VATICAN CITY (RNS) — New simplified procedures for the funerals of popes were released earlier this month, reflecting Pope Francis’ ongoing effort to emphasize the pope’s role as a pastor.
After witnessing the funeral service for his predecessor, Emeritus Pope Benedict XVI, in 2023, Francis asked the Vatican’s master of ceremonies, Monsignor Diego Ravelli, to review the papal funeral rites. The new rules were approved in April, and Francis was given a copy of the book on Nov. 4.
The 87-year-old pope has said on more than one occasion that the pope’s life — and death — should uphold the values of poverty and humility exemplified by Jesus and encoded in many religious orders’ rules of life.
The revised funeral rites for popes — officially the Ordo Exsequiarum Romani Pontificis — will employ simpler language, and the tradition of encasing the body in three successive coffins of different materials will be ended. The new rules also provide guidelines for burying popes who choose not to be entombed in St. Peter’s Basilica, the traditional resting place, accommodating Francis’ intention to be buried in the Basilica of St. Mary Major, two miles away from St. Peter’s in Rome.
Francis has a special devotion to the Virgin Mary and to the Basilica of St. Mary Major especially, which he used to visit when he would come to Rome when he was still archbishop in Argentina. The pope makes sure to stop and pray before the painting of Mary in the Basilica before, and after, every papal trip and on other special occasions.
In “The Successor: My Recollections of Benedict XVI,” a book of interviews with Spanish journalist Javier Martinez-Brocal, Francis voiced his distaste for the fanfare of pompous practices used during papal funerals and stated that he would like his own funeral to “be like that of any other Christian.”

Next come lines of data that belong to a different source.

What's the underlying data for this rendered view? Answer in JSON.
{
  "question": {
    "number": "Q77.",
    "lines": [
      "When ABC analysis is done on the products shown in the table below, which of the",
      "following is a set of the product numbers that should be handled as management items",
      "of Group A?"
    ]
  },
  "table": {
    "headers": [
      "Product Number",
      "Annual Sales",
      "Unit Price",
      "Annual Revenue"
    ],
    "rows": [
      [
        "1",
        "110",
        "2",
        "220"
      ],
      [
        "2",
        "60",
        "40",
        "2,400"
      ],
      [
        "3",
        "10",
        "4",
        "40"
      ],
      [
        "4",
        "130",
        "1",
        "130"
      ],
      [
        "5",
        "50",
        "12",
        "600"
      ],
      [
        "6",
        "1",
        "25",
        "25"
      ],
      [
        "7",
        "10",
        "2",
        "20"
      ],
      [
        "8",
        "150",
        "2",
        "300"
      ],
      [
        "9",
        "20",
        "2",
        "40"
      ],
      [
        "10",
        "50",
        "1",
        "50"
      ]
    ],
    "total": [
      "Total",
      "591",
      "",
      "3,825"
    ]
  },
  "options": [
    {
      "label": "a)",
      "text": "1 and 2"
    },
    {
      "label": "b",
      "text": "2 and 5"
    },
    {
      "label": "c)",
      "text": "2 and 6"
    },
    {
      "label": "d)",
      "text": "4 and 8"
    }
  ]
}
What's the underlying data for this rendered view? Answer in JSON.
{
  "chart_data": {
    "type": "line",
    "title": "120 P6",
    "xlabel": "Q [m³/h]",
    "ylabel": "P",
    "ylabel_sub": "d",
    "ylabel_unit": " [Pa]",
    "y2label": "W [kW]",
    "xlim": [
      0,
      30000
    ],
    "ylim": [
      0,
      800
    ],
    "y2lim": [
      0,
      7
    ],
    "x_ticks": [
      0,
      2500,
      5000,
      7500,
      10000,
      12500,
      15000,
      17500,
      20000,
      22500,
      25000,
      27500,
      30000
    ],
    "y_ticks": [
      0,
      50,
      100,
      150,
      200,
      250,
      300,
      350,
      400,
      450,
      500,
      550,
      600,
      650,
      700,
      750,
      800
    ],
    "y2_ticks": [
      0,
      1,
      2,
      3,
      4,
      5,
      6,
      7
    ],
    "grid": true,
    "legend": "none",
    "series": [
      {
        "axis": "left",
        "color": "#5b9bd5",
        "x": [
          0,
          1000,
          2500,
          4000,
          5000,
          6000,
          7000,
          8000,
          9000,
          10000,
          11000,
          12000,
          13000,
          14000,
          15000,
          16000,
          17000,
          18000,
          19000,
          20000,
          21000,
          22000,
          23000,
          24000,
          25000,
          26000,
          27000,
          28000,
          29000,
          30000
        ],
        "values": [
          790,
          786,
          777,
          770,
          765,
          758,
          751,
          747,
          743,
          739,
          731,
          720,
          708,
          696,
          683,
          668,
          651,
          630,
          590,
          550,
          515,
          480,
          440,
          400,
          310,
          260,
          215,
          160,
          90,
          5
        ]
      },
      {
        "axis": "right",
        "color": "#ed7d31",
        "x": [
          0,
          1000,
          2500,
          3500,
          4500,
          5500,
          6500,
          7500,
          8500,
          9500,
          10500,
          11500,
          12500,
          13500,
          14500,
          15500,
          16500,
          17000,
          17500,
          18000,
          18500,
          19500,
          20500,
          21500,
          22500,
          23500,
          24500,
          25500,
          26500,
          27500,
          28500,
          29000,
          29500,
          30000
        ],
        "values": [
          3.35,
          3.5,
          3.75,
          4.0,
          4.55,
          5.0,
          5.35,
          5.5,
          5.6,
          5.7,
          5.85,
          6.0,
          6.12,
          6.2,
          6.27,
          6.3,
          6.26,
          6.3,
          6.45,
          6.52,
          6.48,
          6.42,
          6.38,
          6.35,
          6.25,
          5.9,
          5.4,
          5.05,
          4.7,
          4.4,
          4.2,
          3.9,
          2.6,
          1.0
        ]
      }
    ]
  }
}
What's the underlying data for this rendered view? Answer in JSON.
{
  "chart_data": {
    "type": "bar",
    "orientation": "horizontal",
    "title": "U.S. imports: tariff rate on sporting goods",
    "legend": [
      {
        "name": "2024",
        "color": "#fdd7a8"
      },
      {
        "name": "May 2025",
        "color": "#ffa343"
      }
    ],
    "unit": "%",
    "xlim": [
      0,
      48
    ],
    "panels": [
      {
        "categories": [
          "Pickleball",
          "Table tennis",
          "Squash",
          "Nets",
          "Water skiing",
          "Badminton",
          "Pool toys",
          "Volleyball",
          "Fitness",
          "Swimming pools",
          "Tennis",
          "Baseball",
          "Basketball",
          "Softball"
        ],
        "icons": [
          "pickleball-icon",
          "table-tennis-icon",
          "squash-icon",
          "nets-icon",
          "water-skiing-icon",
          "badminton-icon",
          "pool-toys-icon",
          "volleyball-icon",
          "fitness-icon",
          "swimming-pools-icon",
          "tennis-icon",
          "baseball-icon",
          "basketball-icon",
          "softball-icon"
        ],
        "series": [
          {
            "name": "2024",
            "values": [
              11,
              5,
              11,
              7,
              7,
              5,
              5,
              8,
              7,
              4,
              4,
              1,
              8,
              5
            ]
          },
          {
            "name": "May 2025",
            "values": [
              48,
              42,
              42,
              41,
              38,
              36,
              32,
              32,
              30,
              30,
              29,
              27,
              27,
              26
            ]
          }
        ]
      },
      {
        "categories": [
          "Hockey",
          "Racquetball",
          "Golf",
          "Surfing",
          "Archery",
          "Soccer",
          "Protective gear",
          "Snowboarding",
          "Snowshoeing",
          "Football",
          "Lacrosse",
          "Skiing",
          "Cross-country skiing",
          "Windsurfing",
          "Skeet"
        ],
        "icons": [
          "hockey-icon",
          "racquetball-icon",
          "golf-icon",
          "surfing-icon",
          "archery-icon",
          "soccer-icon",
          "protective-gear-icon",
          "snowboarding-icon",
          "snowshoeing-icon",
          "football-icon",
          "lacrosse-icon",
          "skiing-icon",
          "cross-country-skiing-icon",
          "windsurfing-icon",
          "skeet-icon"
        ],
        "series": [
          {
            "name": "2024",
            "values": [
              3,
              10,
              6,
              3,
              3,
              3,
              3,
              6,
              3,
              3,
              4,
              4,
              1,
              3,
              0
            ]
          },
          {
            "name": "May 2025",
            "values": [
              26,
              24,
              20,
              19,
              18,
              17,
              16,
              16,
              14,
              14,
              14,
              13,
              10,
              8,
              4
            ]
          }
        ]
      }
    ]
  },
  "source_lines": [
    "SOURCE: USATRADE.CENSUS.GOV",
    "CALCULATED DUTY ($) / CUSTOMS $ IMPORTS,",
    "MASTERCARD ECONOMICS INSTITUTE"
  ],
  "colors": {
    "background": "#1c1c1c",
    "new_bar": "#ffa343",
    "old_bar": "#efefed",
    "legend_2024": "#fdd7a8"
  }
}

The new edition of the funeral rites is an update of the protocols previously approved by Pope John Paul II, which were used with some adaptations for Benedict’s funeral. They, too, simplified and streamlined procedures for papal funerals, part of a trend that started in the 20th century as the popes’ political authority declined after the Vatican lost the papal states.
Ravelli told Vatican news outlets on Wednesday that the goal of the reform is to make the pope’s death more evocative of the death of a pastor or a bishop of Rome than that of “one of the powerful in this world.”
Among the most notable changes in the service, it will no longer refer to the pope by his former grandiloquent titles and will mostly use the Latin words for “pope” and “bishop” and “pastor.” The confirmation of the pope’s death, usually made by the camerlengo, or papal chancellor, will now take place in the papal chapel and no longer in the pope’s rooms.
The current camerlengo is U.S. Cardinal Kevin Joseph Farrell, who is charged with overseeing the Holy See between the death of a pope and the election of another.
The new rules stipulate that the pope’s body will be immediately placed in a simple, zinc-lined wooden coffin before being moved to the Basilica of St. Peter. The customary stop at the Apostolic Palace has been eliminated in the new reform, and there will only be one vigil over the body instead of two.
At the basilica, mourners will have an opportunity to pay their respects to the deceased pontiff, who will no longer be displayed atop a temporary wooden structure called a catafalque. The papal staff will no longer be displayed at his side as he lies in state. At the basilica, the coffin will be closed, and there will be a customary funeral Mass.
At the final station, the burial location, the coffin will no longer be placed inside the three coffins made of cypress, lead and oak, making the ceremony much shorter.
Most popes from the past are buried beneath St. Peter’s Basilica, but Francis requested new protocols on how to move the pope’s casket to another place of burial, to smooth his own removal after death to St. Mary Major.